'Are the people really taking it?’
28th December 1940: An independent observer looks at the way people have adapted to life in the underground shelters in the Docklands area of London

There was a lull in the bombing over the few days around Christmas, but people were taking no chances. Many minor improvements had been made to conditions in the shelters, bunk beds had been installed in many places, sanitary conditions improved, and there was now a distribution of food. People had grown used to a new routine surprisingly quickly. But a closer look revealed a division within society, a division between the patrician authorities and the working people. Britain was still a very class-ridden society.
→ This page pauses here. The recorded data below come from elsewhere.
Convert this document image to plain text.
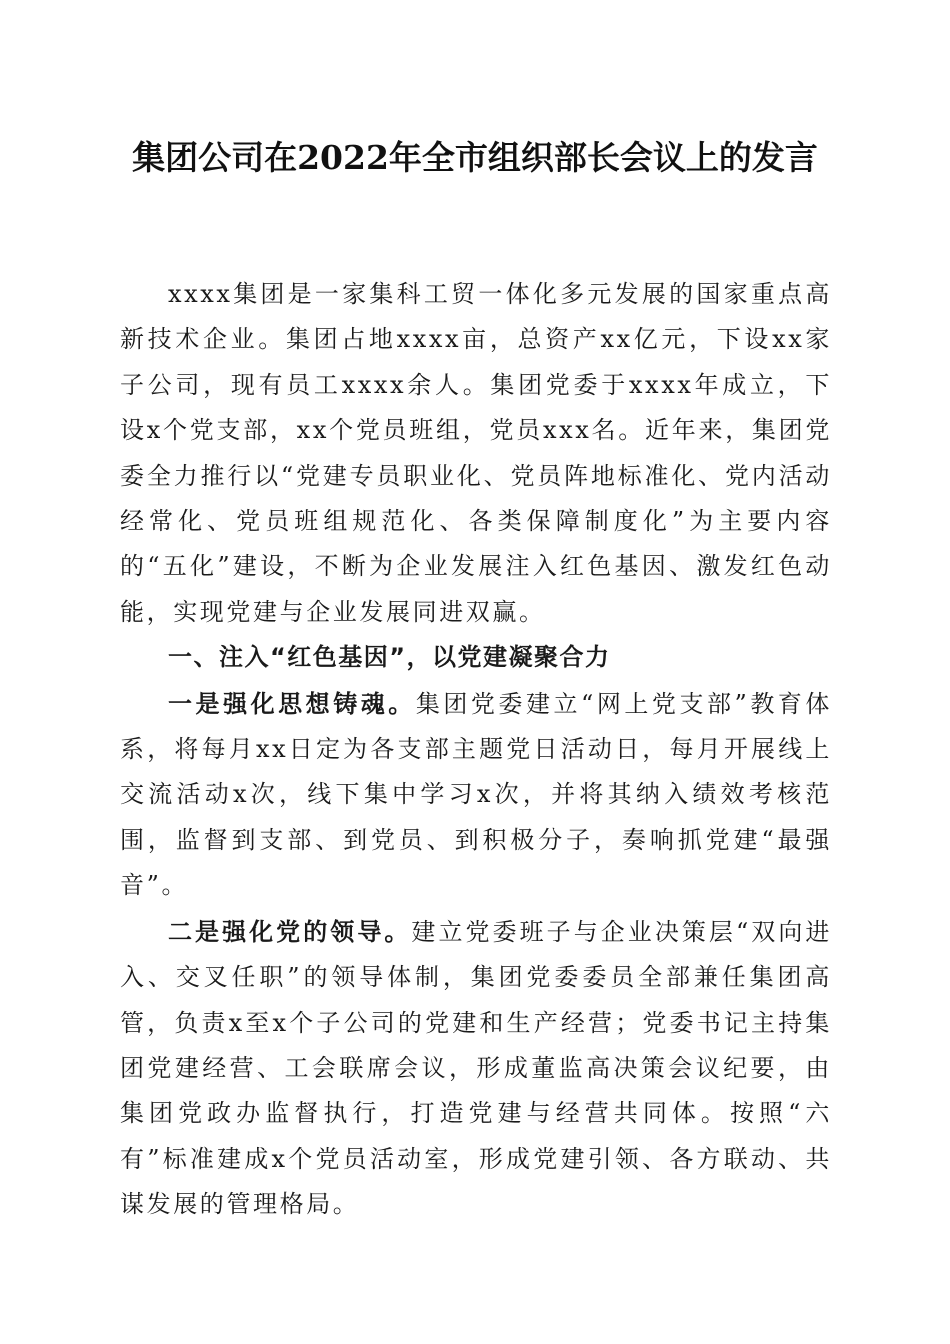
集团公司在2022年全市组织部长会议上的发言

xxxx集团是一家集科工贸一体化多元发展的国家重点高新技术企业。集团占地xxxx亩，总资产xx亿元，下设xx家子公司，现有员工xxxx余人。集团党委于xxxx年成立，下设x个党支部，xx个党员班组，党员xxx名。近年来，集团党委全力推行以“党建专员职业化、党员阵地标准化、党内活动经常化、党员班组规范化、各类保障制度化”为主要内容的“五化”建设，不断为企业发展注入红色基因、激发红色动能，实现党建与企业发展同进双赢。

一、注入“红色基因”，以党建凝聚合力

一是强化思想铸魂。集团党委建立“网上党支部”教育体系，将每月xx日定为各支部主题党日活动日，每月开展线上交流活动x次，线下集中学习x次，并将其纳入绩效考核范围，监督到支部、到党员、到积极分子，奏响抓党建“最强音”。

二是强化党的领导。建立党委班子与企业决策层“双向进入、交叉任职”的领导体制，集团党委委员全部兼任集团高管，负责x至x个子公司的党建和生产经营；党委书记主持集团党建经营、工会联席会议，形成董监高决策会议纪要，由集团党政办监督执行，打造党建与经营共同体。按照“六有”标准建成x个党员活动室，形成党建引领、各方联动、共谋发展的管理格局。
Margery Perham1 describes a tour of some of the public shelters in London’s East End, when she assisted with the distribution of food over the Christmas week:
On again, to the great shelter under the arches beside the docks. The canteen is very late. There are about fifteen hundred shelterers here, and many have had no evening meal. They do not know why ‘they’ bring a canteen or who ‘they’ are or where ‘they’ come from. But ‘they’ are late and that is cause for annoyance.
There is a rush, and the table, set up with difficulty in the shelter to take the tea-urns and food, rocks dangerously. Hands tug at the canteen party, reach and clutch and wave their mugs in the dim light. Cockney voices shrill their orders. Appeals for restraint nd discipline are not understood. Even the grown men do not respond. Disraeli’s Two Nations are still two, and how is this one to learn courtesy, to feel a sense of solidity with the other from which ‘they’ of the canteen have come?
The rush dies down. There is time to look round. The air reeks from the crowds and the unsavoury bundles of bedding, some of which - for there are not yet bunks to go round - still lie on the damp floor. Water drips from the arches and down the walls.